Ficamos felizes. O recebemos de braços abertos —e minha vida virou um inferno. Calma, nada contra o meu pai. Ele está ótimo e nos damos muito bem. O problema é que toda noite ele vai ao Bar Balcão, de onde já era frequentador assíduo antes de emigrar. Nos últimos 20 anos, também eu e meus amigos nos tornamos frequentadores e é aí que está o busílis da questão —seja lá o que for um busílis.

Todo amigo que o encontra tira uma foto e me manda. Modéstia à parte, tenho muito amigo. Meu pai também. Ou seja, faz quatro meses que o telefone começa a apitar lá pelas oito da noite e não para antes da uma da manhã. “Olha quem eu encontrei!”. “Olha quem tá aqui no Balcão!”. “Antonio, to tomando um chope com o seu pai!”. “Você não acredita quem tá aqui!”.

Eu acredito, minha gente. Eu sei que ele tá aí. Toda noite. Sei com que roupa, o que está comendo, bebendo, ao lado de quem está sentado. Tenho as fotos. Dezenas, talvez centenas delas. Cheguei a pensar que estes meses seriam perfeitos pro meu pai ser acusado injustamente de um crime. Álibis é que não faltariam.

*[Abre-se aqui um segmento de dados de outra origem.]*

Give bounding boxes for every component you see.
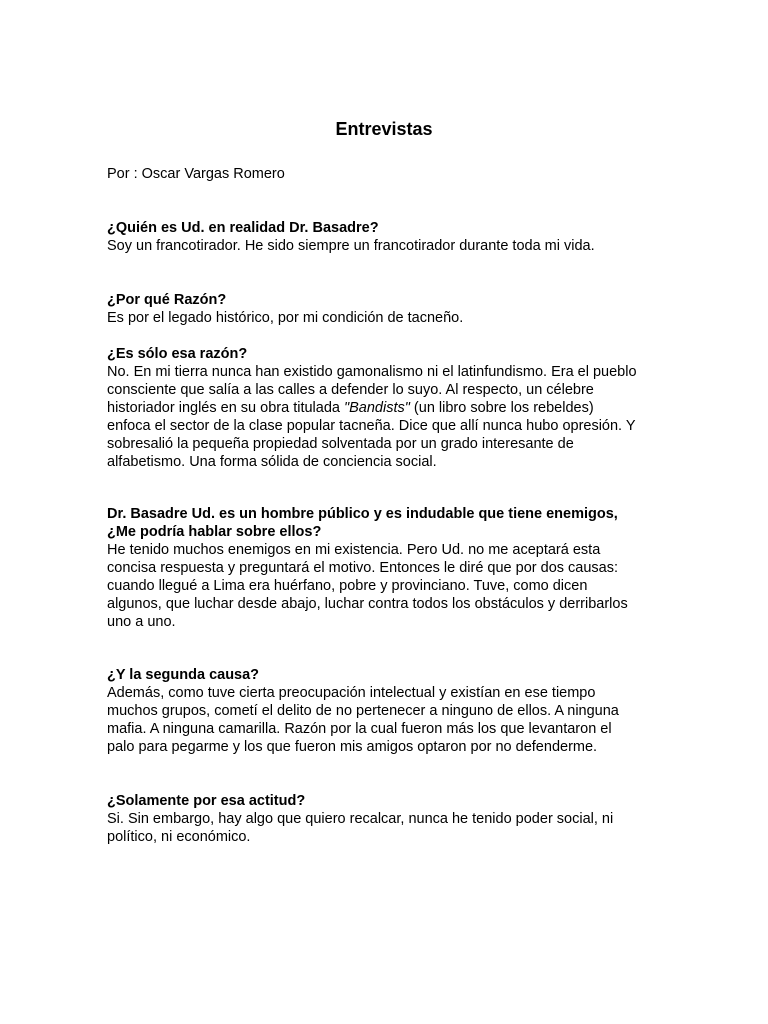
question: ¿Me podría hablar sobre ellos? xyxy=(107,524,322,540)
qa-block-5 xyxy=(107,666,667,756)
answer-line-end: (un libro sobre los rebeldes) xyxy=(409,400,594,416)
answer-line: sobresalió la pequeña propiedad solventada por un grado interesante de xyxy=(107,436,574,452)
question: ¿Quién es Ud. en realidad Dr. Basadre? xyxy=(107,220,379,236)
answer-line: enfoca el sector de la clase popular tacneña. Dice que allí nunca hubo opresión. Y xyxy=(107,418,636,434)
answer-line: Es por el legado histórico, por mi condición de tacneño. xyxy=(107,310,464,326)
byline: Por : Oscar Vargas Romero xyxy=(107,166,285,182)
answer-line: palo para pegarme y los que fueron mis amigos optaron por no defenderme. xyxy=(107,739,598,755)
answer-line: cuando llegué a Lima era huérfano, pobre y provinciano. Tuve, como dicen xyxy=(107,578,588,594)
answer-line: uno a uno. xyxy=(107,614,176,630)
answer-line: consciente que salía a las calles a defender lo suyo. Al respecto, un célebre xyxy=(107,382,594,398)
answer-line xyxy=(107,399,667,417)
answer xyxy=(107,810,667,846)
answer-line-start: historiador inglés en su obra titulada xyxy=(107,400,344,416)
answer-line: No. En mi tierra nunca han existido gamonalismo ni el latinfundismo. Era el pueblo xyxy=(107,364,637,380)
question: ¿Y la segunda causa? xyxy=(107,667,260,683)
answer-line: Soy un francotirador. He sido siempre un francotirador durante toda mi vida. xyxy=(107,238,595,254)
answer-line: político, ni económico. xyxy=(107,829,251,845)
qa-block-4 xyxy=(107,505,667,631)
qa-block-2 xyxy=(107,291,667,327)
answer xyxy=(107,684,667,756)
answer xyxy=(107,309,667,327)
question: ¿Es sólo esa razón? xyxy=(107,346,248,362)
answer-line: algunos, que luchar desde abajo, luchar contra todos los obstáculos y derribarlos xyxy=(107,596,628,612)
answer-line: Además, como tuve cierta preocupación intelectual y existían en ese tiempo xyxy=(107,685,596,701)
answer-line: concisa respuesta y preguntará el motivo. Entonces le diré que por dos causas: xyxy=(107,560,619,576)
qa-block-6 xyxy=(107,792,667,846)
answer-line: He tenido muchos enemigos en mi existencia. Pero Ud. no me aceptará esta xyxy=(107,542,601,558)
answer xyxy=(107,237,667,255)
qa-block-1 xyxy=(107,219,667,255)
question: Dr. Basadre Ud. es un hombre público y es indudable que tiene enemigos, xyxy=(107,506,618,522)
answer xyxy=(107,363,667,471)
answer-line: Si. Sin embargo, hay algo que quiero recalcar, nunca he tenido poder social, ni xyxy=(107,811,614,827)
answer-line: muchos grupos, cometí el delito de no pertenecer a ninguno de ellos. A ninguna xyxy=(107,703,619,719)
answer-line: alfabetismo. Una forma sólida de conciencia social. xyxy=(107,454,437,470)
answer xyxy=(107,541,667,631)
book-title: "Bandists" xyxy=(343,400,410,416)
document-title: Entrevistas xyxy=(335,119,433,139)
question: ¿Solamente por esa actitud? xyxy=(107,793,306,809)
question: ¿Por qué Razón? xyxy=(107,292,227,308)
qa-block-3 xyxy=(107,345,667,471)
answer-line: mafia. A ninguna camarilla. Razón por la cual fueron más los que levantaron el xyxy=(107,721,612,737)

Essa amabilidade coletiva é um dado muito bonito sobre o caráter do meu pai. Todos o amam. Eu também. Mas eu tenho filhos. Eu trabalho. Eu quero ler livros. Ver séries. Ter, enfim, aquilo que, até meu pai voltar a SP, eu chamava de “uma vida”. Peço encarecidamente para que parem de me escrever. Ou terei que tomar uma atitude drástica e colar uma fita vermelha (ou, pior, verde e amarela) na porta do meu pai. Grato pela compreensão, sem mais, subscrevo-me.